Over nine years, NOHN has recruited 15 physicians and 10 nurse practitioners compared with five physicians and three nurse practitioners before that, he said.

It has added 12,000 patients since becoming a health center, with the smallest being those with commercial health insurance, Maxwell said.

Nobody is turned away, insured or not, he said.

New dental care access for children and adults on Medicaid added in 2019 means they no longer have to go to the emergency room as they had in the past, Maxwell said.

“In a nutshell, patient-directed non-profit ‘health centers’ started in 1964 as part of the civil rights movement, predicated on healthcare being a basic human right, to serve underserved areas,” he said.
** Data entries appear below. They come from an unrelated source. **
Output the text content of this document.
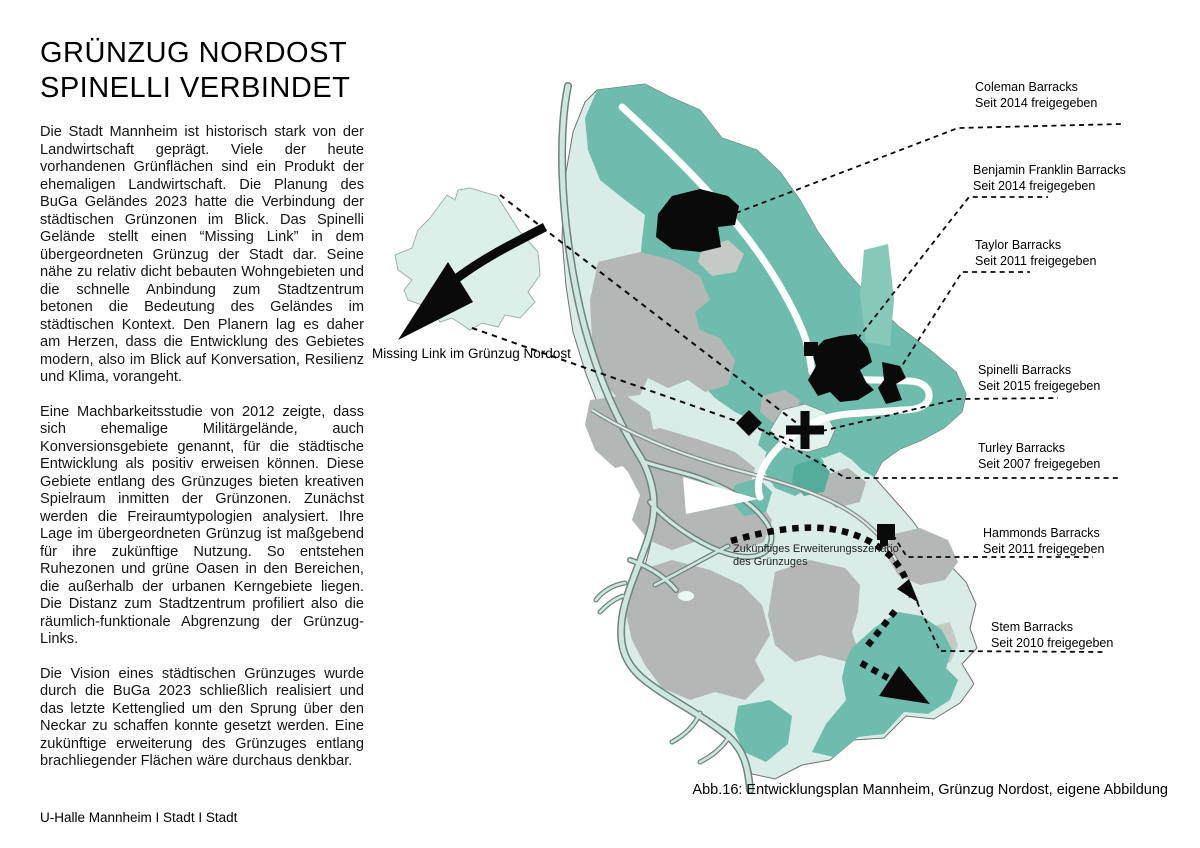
GRÜNZUG NORDOST
SPINELLI VERBINDET

Die Stadt Mannheim ist historisch stark von der Landwirtschaft geprägt. Viele der heute vorhandenen Grünflächen sind ein Produkt der ehemaligen Landwirtschaft. Die Planung des BuGa Geländes 2023 hatte die Verbindung der städtischen Grünzonen im Blick. Das Spinelli Gelände stellt einen “Missing Link” in dem übergeordneten Grünzug der Stadt dar. Seine nähe zu relativ dicht bebauten Wohngebieten und die schnelle Anbindung zum Stadtzentrum betonen die Bedeutung des Geländes im städtischen Kontext. Den Planern lag es daher am Herzen, dass die Entwicklung des Gebietes modern, also im Blick auf Konversation, Resilienz und Klima, vorangeht.

Eine Machbarkeitsstudie von 2012 zeigte, dass sich ehemalige Militärgelände, auch Konversionsgebiete genannt, für die städtische Entwicklung als positiv erweisen können. Diese Gebiete entlang des Grünzuges bieten kreativen Spielraum inmitten der Grünzonen. Zunächst werden die Freiraumtypologien analysiert. Ihre Lage im übergeordneten Grünzug ist maßgebend für ihre zukünftige Nutzung. So entstehen Ruhezonen und grüne Oasen in den Bereichen, die außerhalb der urbanen Kerngebiete liegen. Die Distanz zum Stadtzentrum profiliert also die räumlich-funktionale Abgrenzung der Grünzug-Links.

Die Vision eines städtischen Grünzuges wurde durch die BuGa 2023 schließlich realisiert und das letzte Kettenglied um den Sprung über den Neckar zu schaffen konnte gesetzt werden. Eine zukünftige erweiterung des Grünzuges entlang brachliegender Flächen wäre durchaus denkbar.

Missing Link im Grünzug Nordost
Zukünftiges Erweiterungsszenario
des Grünzuges
Coleman Barracks
Seit 2014 freigegeben
Benjamin Franklin Barracks
Seit 2014 freigegeben
Taylor Barracks
Seit 2011 freigegeben
Spinelli Barracks
Seit 2015 freigegeben
Turley Barracks
Seit 2007 freigegeben
Hammonds Barracks
Seit 2011 freigegeben
Stem Barracks
Seit 2010 freigegeben
Abb.16: Entwicklungsplan Mannheim, Grünzug Nordost, eigene Abbildung
U-Halle Mannheim I Stadt I Stadt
“The first Community Health Centers (originally called Neighborhood Health Centers) were funded as a demonstration project under the Federal Office of Economic Opportunity, the lead federal agency in President Lyndon Johnson’s War on Poverty,” according to the National Association of Community Health Centers.

Health centers provide comprehensive and integrated health services, which we take for granted now, Maxwell said.

“Health centers in the ’60s were the first ones to have this idea,” he said.

The first two were in inner-city Boston and rural Mississippi, and now there’s now 1,400 nationwide, including 27 in Washington state, that collectively serve 31 million people, including 9 million kids and 500,000 veterans, Maxwell said.